O Pianista A, em entrevista realizada anteriormente as coletas de dados com o grupos focal, não comentou positivamente ou negativamente sobre o andamento rápido escolhido para a interpretação, dando a entender que de fato estava de acordo com a velocidade escolhida para esta interpretação. Foi decidido não perguntar diretamente se o pianista ainda concordava com o andamento escolhido na época do recital para não induzirmos alguma resposta. No entanto, o Pianista A abordou a questão do timing e apontou que ao ouvir sua própria gravação também alegou que deveria ter tomado mais tempo entre as frases e durante seções mais fortes:

(...) hoje sei que precisava tomar mais tempo, ter mais liberdade com algumas coisas. Eu acho que poderia ter essa manipulação das coisas do tempo, de ter mais controle do tempo... Mas eu poderia ter controlado melhor o tempo, que era uma coisa que passava pela minha sensação... para mim eu estava fazendo. Então eu acho que eu poderia ter aproveitado mais o tempo para mostrar cada coisa: “aqui é uma seção. Aqui acabou uma frase e começa outra”. Ter esse tempo para dar tempo para as coisas acontecerem. E até para eu me acalmar, mas também: é uma dança. Mas a peça saiu definida, talvez pudesse ter sido bem mais polida nesses detalhes, principalmente de tempo, como eu falei, mas ela aconteceu e estava compreensível. (...) E eu acho que eu poderia ter aproveitado mais essa mudança de métrica para resaltar mais essa preocupação rítmica que eu tive com a peça (E1: Pianista A).

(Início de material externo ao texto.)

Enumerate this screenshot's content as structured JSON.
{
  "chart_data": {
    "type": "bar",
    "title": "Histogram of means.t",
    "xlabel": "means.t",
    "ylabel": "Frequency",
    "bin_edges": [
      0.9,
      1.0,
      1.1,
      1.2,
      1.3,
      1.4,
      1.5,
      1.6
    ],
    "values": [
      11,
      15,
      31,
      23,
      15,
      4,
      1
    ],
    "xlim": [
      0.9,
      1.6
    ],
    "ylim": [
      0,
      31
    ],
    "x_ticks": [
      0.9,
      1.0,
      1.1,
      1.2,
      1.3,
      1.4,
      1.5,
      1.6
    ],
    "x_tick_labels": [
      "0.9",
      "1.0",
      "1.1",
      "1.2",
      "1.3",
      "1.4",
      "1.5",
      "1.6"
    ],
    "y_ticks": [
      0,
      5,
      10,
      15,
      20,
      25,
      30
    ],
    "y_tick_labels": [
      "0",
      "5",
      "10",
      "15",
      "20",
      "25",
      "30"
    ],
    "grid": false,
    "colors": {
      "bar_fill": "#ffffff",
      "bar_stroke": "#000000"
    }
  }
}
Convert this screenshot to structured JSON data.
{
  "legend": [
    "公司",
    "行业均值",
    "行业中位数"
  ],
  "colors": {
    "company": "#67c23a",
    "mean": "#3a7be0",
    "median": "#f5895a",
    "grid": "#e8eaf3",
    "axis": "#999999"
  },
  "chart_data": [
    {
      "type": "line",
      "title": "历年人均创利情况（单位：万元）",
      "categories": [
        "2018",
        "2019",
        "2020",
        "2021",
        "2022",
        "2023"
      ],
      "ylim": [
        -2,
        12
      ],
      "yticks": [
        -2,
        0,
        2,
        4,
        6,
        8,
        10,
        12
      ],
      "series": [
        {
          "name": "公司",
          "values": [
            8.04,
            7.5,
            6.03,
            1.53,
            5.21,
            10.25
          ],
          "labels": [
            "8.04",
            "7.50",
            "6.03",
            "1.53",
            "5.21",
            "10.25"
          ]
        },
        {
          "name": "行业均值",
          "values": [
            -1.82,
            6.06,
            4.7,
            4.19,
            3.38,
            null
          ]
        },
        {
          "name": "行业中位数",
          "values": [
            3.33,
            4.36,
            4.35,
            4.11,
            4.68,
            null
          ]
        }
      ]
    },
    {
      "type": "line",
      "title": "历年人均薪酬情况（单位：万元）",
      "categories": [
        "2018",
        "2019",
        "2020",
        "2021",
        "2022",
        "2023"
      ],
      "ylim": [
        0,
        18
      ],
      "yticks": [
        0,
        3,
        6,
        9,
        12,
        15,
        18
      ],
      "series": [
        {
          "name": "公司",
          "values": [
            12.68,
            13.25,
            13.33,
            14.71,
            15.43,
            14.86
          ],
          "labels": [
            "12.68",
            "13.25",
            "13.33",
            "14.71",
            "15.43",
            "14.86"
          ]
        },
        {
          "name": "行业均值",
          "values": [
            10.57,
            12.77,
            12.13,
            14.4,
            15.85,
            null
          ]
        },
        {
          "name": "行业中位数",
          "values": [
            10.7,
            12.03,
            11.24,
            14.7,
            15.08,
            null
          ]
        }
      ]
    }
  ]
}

O Pianista A afirmou que a flexibilidade do timing é um aspecto que ele vem trabalhando desde antes do recital em que sua interpretação de Estrela Brilhante foi gravada. No entanto, ele afirmou na entrevista que essa questão ainda não havia sido totalmente compreendida na época desta interpretação:

Quando eu entrei no mestrado a questão do tempo era uma coisa a ser trabalhada.... e ainda hoje é uma coisa que trabalho bastante. Dar tempo para as coisas acontecerem. Eu sabia que ficava ansiosa pra tocar, mas pra mim eu estava fazendo... Aquela ansiedade de começar... eu acho que tem uma manipulação de tempo que vem com

a escuta, mas também com a maturidade de você se habituar a fazer aquilo. Porque, às vezes, o nosso tempo, a nossa percepção é de que acabou... (...) Mas é uma coisa que na época eu estava começando a trabalhar, não estava assim tão firme, não foi uma coisa que eu estava tão consciente (E1: Pianista A).

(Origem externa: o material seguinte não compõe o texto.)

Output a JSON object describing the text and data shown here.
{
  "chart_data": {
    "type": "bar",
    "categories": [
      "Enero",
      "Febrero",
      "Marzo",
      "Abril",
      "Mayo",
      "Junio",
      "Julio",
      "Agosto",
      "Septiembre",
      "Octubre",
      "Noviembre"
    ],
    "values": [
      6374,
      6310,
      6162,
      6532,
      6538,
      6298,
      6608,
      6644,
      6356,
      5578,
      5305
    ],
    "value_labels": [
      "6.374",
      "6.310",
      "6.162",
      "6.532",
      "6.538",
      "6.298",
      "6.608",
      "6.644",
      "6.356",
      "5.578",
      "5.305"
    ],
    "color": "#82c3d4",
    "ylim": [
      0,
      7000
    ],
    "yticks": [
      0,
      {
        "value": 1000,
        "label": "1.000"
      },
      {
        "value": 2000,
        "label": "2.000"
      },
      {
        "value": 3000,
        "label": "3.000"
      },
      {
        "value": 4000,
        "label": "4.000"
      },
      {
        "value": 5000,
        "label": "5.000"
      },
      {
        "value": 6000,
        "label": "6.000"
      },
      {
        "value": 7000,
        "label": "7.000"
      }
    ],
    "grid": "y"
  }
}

No entanto, o andamento escolhido pode também estar ligado a questão do ímpeto, abordada pelos participantes. Pois quando foi arguido sobre qual das gravações apresentou melhor o caráter da obra, esse aspecto foi apontado como uma característica favorável pelo GF-O3 em relação ao caráter da obra interpretada por A:

Eu gosto da interpretação de mais ímpeto. Porque ainda tem umas partes de lirismo. O outro está tudo muito lírico e daí não tem essa coisa mais de ímpeto do negócio (GF-O3)

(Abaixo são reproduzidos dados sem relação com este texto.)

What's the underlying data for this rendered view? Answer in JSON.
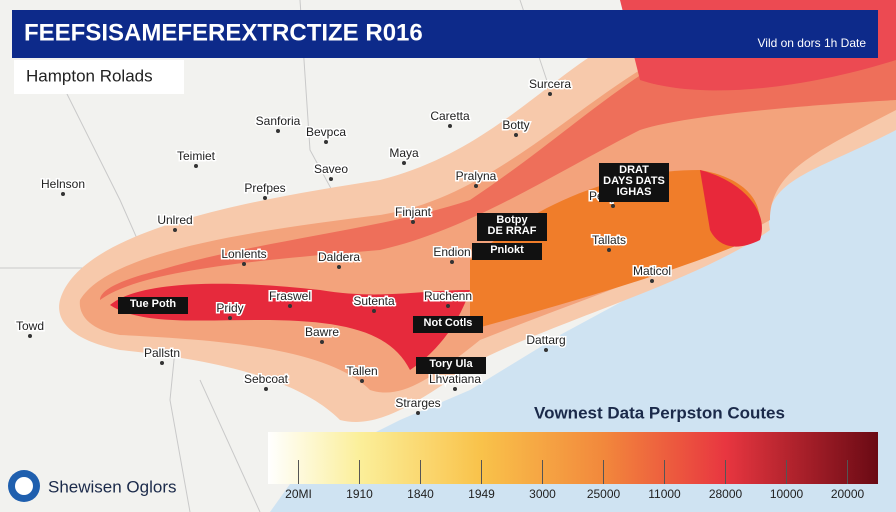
{
  "header": {
    "title": "FEEFSISAMEFEREXTRCTIZE R016",
    "subtitle": "Vild on dors 1h Date"
  },
  "region_label": "Hampton Rolads",
  "places": [
    "Surcera",
    "Sanforia",
    "Bevpca",
    "Caretta",
    "Botty",
    "Teimiet",
    "Saveo",
    "Maya",
    "Helnson",
    "Prefpes",
    "Pralyna",
    "Unlred",
    "Finjant",
    "Lonlents",
    "Daldera",
    "Endion",
    "Tallats",
    "Penpone",
    "Fraswel",
    "Sutenta",
    "Ruchenn",
    "Pridy",
    "Maticol",
    "Towd",
    "Bawre",
    "Dattarg",
    "Pallstn",
    "Tallen",
    "Lhvatiana",
    "Sebcoat",
    "Strarges"
  ],
  "callouts": [
    [
      "Tue Poth"
    ],
    [
      "Not Cotls"
    ],
    [
      "Tory Ula"
    ],
    [
      "Pnlokt"
    ],
    [
      "Botpy",
      "DE RRAF"
    ],
    [
      "DRAT",
      "DAYS DATS",
      "IGHAS"
    ]
  ],
  "legend": {
    "title": "Vownest Data Perpston Coutes",
    "labels": [
      "20MI",
      "1910",
      "1840",
      "1949",
      "3000",
      "25000",
      "11000",
      "28000",
      "10000",
      "20000"
    ]
  },
  "footer": {
    "logo_text": "Shewisen Oglors"
  }
}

Interessante observar que durante as falas dos participantes, não houve somente pontos positivos ressaltados em termos de modos de expressão. A expressividade do Pianista A pode estar na clareza de sua forma de expressão, na sua articulação, no ímpeto, em algumas variações de dinâmicas (por exemplo, na gradação de piano para forte), alguns contrastes, separação das linhas, cantábile, timbre, em sua sonoridade em termos de grandiosidade e em seu vigor. Por outro lado, seu modo de se expressar nessa peça e momento gravado, também revelou problemas com a escolha do andamento, com ajustes de timing (falta de tempo para preparar as frases), na questão temporal da projeção das ideias (as vezes muito marcado e outras pouco saliente, ou seja, nas palavras de GF-O1: “o ritmo falta no início e sobra na parte cantábile”. Por conta do andamento escolhido, na opinião dos pianistas ouvintes, houve dificuldade na expressão de nuances rítmicas, na caracterização do aspecto dançado, na carência do gingado.